Racialisme : la théorie selon laquelle l’histoire de la civilisation et la diversité des cultures sont l’œuvre des races, conçues comme des groupes humains naturels dont les caractères moraux, déterminés par la nature, sont permanents et non modifiables par l’éducation.
Monogénisme et polygénisme : 1) le monogénisme est la doctrine selon laquelle les races humaines dérivent d’une souche humaine commune ; 2) le polygénisme est la doctrine selon laquelle les races humaines sont issues de souches distinctes dès l’origine.
Taxonomie ou taxinomie : la branche des sciences naturelles qui a pour objet de classer méthodiquement les organismes vivants en catégories hiérarchisées appelées « taxons ».
La distinction entre science et idéologie
La science est la connaissance de la nature. Elle vise à décrire et à expliquer la réalité telle qu’elle apparaît et peut être observée. Les descriptions et les explications de la science, si elles sont vraies (si elles correspondent à la réalité telle qu’elle est), constituent ce qu’on appelle les faits. La science véritable ne contient aucun jugement de valeur : elle vise exclusivement à produire la connaissance de ce qui est, non à évaluer ce qui est, ni à dire ce qui doit être (formuler un idéal moral ou politique). La première règle de la méthode scientifique est la neutralité axiologique : le scientifique doit neutraliser son rapport aux valeurs (faire abstraction de ses convictions morales, politiques ou religieuses) pour produire une théorie de la réalité telle qu’elle est et qui est la même réalité pour tous.
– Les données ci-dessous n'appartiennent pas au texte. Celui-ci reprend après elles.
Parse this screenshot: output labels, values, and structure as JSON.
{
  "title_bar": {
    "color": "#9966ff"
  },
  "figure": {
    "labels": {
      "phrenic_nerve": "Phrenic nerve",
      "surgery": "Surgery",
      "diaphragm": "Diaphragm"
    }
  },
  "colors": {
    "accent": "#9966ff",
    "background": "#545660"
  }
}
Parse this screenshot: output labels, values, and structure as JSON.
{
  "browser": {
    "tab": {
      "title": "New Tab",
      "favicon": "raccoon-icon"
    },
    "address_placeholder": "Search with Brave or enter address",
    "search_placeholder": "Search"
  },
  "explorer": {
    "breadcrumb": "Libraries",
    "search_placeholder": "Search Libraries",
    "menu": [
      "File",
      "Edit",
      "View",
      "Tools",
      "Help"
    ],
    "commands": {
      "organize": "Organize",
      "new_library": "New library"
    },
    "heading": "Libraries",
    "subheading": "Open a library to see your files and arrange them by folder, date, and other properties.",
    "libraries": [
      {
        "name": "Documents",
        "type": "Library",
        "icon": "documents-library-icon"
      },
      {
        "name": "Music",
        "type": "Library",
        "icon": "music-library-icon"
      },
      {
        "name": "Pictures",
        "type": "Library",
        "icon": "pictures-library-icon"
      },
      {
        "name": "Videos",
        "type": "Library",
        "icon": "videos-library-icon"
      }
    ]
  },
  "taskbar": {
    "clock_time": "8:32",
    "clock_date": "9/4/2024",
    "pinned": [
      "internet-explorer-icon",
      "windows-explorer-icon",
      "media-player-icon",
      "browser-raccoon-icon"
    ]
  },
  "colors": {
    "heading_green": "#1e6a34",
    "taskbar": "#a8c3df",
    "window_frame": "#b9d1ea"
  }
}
La notion d’idéologie est utilisée pour désigner des théories qui visent à décrire et à expliquer la réalité mais qui ne peuvent pas être considérées comme scientifiques, soit parce qu’elles ne respectent pas la méthode scientifique, soit parce qu’elles contiennent des jugements de valeur et des prescriptions (la justification d’un idéal moral, politique ou religieux).
S’agissant de la théorie des races humaines, une telle distinction est nécessaire, dans la mesure ou les théories racialistes susceptibles de justifier des pratiques politiques racistes relèvent de l’idéologie, tandis que la science naturelle n’a pour but que d’établir une théorie vraie de l’unité et de la diversité de l’espèce humaine.
L’émergence du concept scientifique de « race »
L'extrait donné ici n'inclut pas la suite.